Sixty years ago, Sonny Tureman judged the first National Finals Rodeo in 1959 in Dallas due to his knowledge of the sport as a competitor at both ends of the arena. He was the arena director at the 1961 NFR, the same year he was appointed by stock contractors to serve on the NFR’s stock selection committee.

This year’s edition of the Wrangler National Finals Rodeo – the 60th anniversary of the NFR – will be in Las Vegas, Dec. 6-15.

Tureman also competed at the NFR as a team roping heeler (1959-61, ’72) and as a team roping header (1965), but roughstock was where his rodeo roots were laid long before the NFR existed.
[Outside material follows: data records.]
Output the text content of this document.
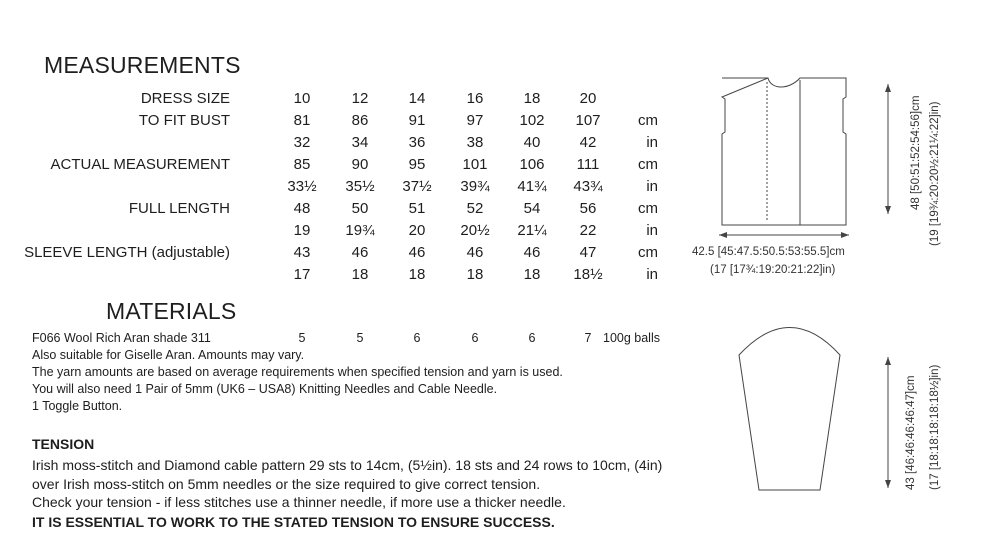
MEASUREMENTS
DRESS SIZE	10	12	14	16	18	20
TO FIT BUST	81	86	91	97	102	107	cm
32	34	36	38	40	42	in
ACTUAL MEASUREMENT	85	90	95	101	106	111	cm
33½	35½	37½	39¾	41¾	43¾	in
FULL LENGTH	48	50	51	52	54	56	cm
19	19¾	20	20½	21¼	22	in
SLEEVE LENGTH (adjustable)	43	46	46	46	46	47	cm
17	18	18	18	18	18½	in
MATERIALS
F066 Wool Rich Aran shade 311	5	5	6	6	6	7 100g balls
Also suitable for Giselle Aran. Amounts may vary.
The yarn amounts are based on average requirements when specified tension and yarn is used.
You will also need 1 Pair of 5mm (UK6 – USA8) Knitting Needles and Cable Needle.
1 Toggle Button.
TENSION
Irish moss-stitch and Diamond cable pattern 29 sts to 14cm, (5½in). 18 sts and 24 rows to 10cm, (4in)
over Irish moss-stitch on 5mm needles or the size required to give correct tension.
Check your tension - if less stitches use a thinner needle, if more use a thicker needle.
IT IS ESSENTIAL TO WORK TO THE STATED TENSION TO ENSURE SUCCESS.
42.5 [45:47.5:50.5:53:55.5]cm
(17 [17¾:19:20:21:22]in)
48 [50:51:52:54:56]cm (19 [19¾:20:20½:21¼:22]in)
43 [46:46:46:46:47]cm (17 [18:18:18:18:18½]in)
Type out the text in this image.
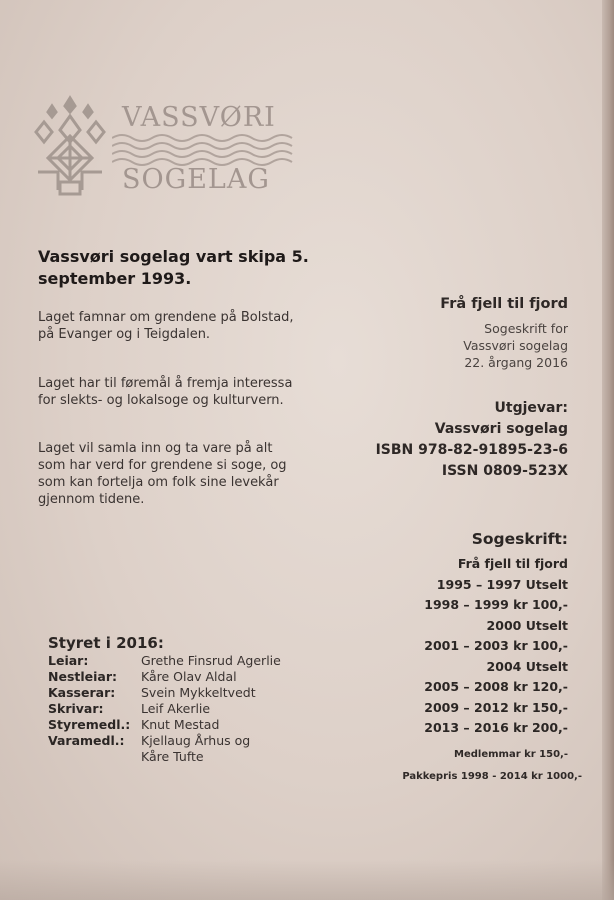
VASSVØRI
SOGELAG
Vassvøri sogelag vart skipa 5. september 1993.
Laget famnar om grendene på Bolstad, på Evanger og i Teigdalen.
Laget har til føremål å fremja interessa for slekts- og lokalsoge og kulturvern.
Laget vil samla inn og ta vare på alt som har verd for grendene si soge, og som kan fortelja om folk sine levekår gjennom tidene.
Frå fjell til fjord
Sogeskrift for
Vassvøri sogelag
22. årgang 2016
Utgjevar:
Vassvøri sogelag
ISBN 978-82-91895-23-6
ISSN 0809-523X
Sogeskrift:
Frå fjell til fjord
1995 – 1997 Utselt
1998 – 1999 kr 100,-
2000 Utselt
2001 – 2003 kr 100,-
2004 Utselt
2005 – 2008 kr 120,-
2009 – 2012 kr 150,-
2013 – 2016 kr 200,-
Medlemmar kr 150,-
Pakkepris 1998 - 2014 kr 1000,-
Styret i 2016:
Leiar:	Grethe Finsrud Agerlie
Nestleiar:	Kåre Olav Aldal
Kasserar:	Svein Mykkeltvedt
Skrivar:	Leif Akerlie
Styremedl.: Knut Mestad
Varamedl.:	Kjellaug Århus og
Kåre Tufte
Tureman was a tough, fun-loving cowboy with a heart as big as the great outdoors and talent to match. His life revolved around rodeo and ranching – and he was a top hand at both.

He was also the 1948 world champion bareback rider and was inducted into the ProRodeo Hall of Fame with the inaugural class in 1979. That was after Tureman served rodeo in several other important roles.

Born Nov. 4, 1918, in Wenatschee, Wash., Tureman grew up in Prairie City, Ore., where he developed a love for riding and breaking horses. His rodeo career began in 1941, when he won amateur saddle bronc riding events at Cheyenne (Wyo.) Frontier Days and the Pendleton (Ore.) Round-Up. Tureman joined the Cowboys’ Turtle Association in 1942 but was away from rodeo for nearly three years when he was drafted into the Army.

He returned home in 1945 and ranked fourth in the world in bareback riding in 1946 and ’47 before winning the title in ’48 and ranking in the Top 5 for the next five years.

His traveling partner for several years was Buster Ivory. The two men always cut a percentage of their winnings with the other. In 1948, Ivory broke his neck at the Salinas (Calif.) Rodeo but Tureman still gave a percentage of his winnings that year to Ivory.

“In the early years of Sonny’s career, he worked bareback, saddle bronc, bull riding, calf roping and steer wrestling,” Ivory once said in ProRodeo Sports News. “But he (Tureman) didn’t really like any event but bareback. And if he had applied himself, he would have been the greatest all-around cowboy of all time.”

Tureman and Arlo Curtis were in a car accident in 1954, which left Tureman with a partially immobilized hip. He worked as a pick-up man with Christensen Brothers Rodeo Company before judging that first NFR in 1959.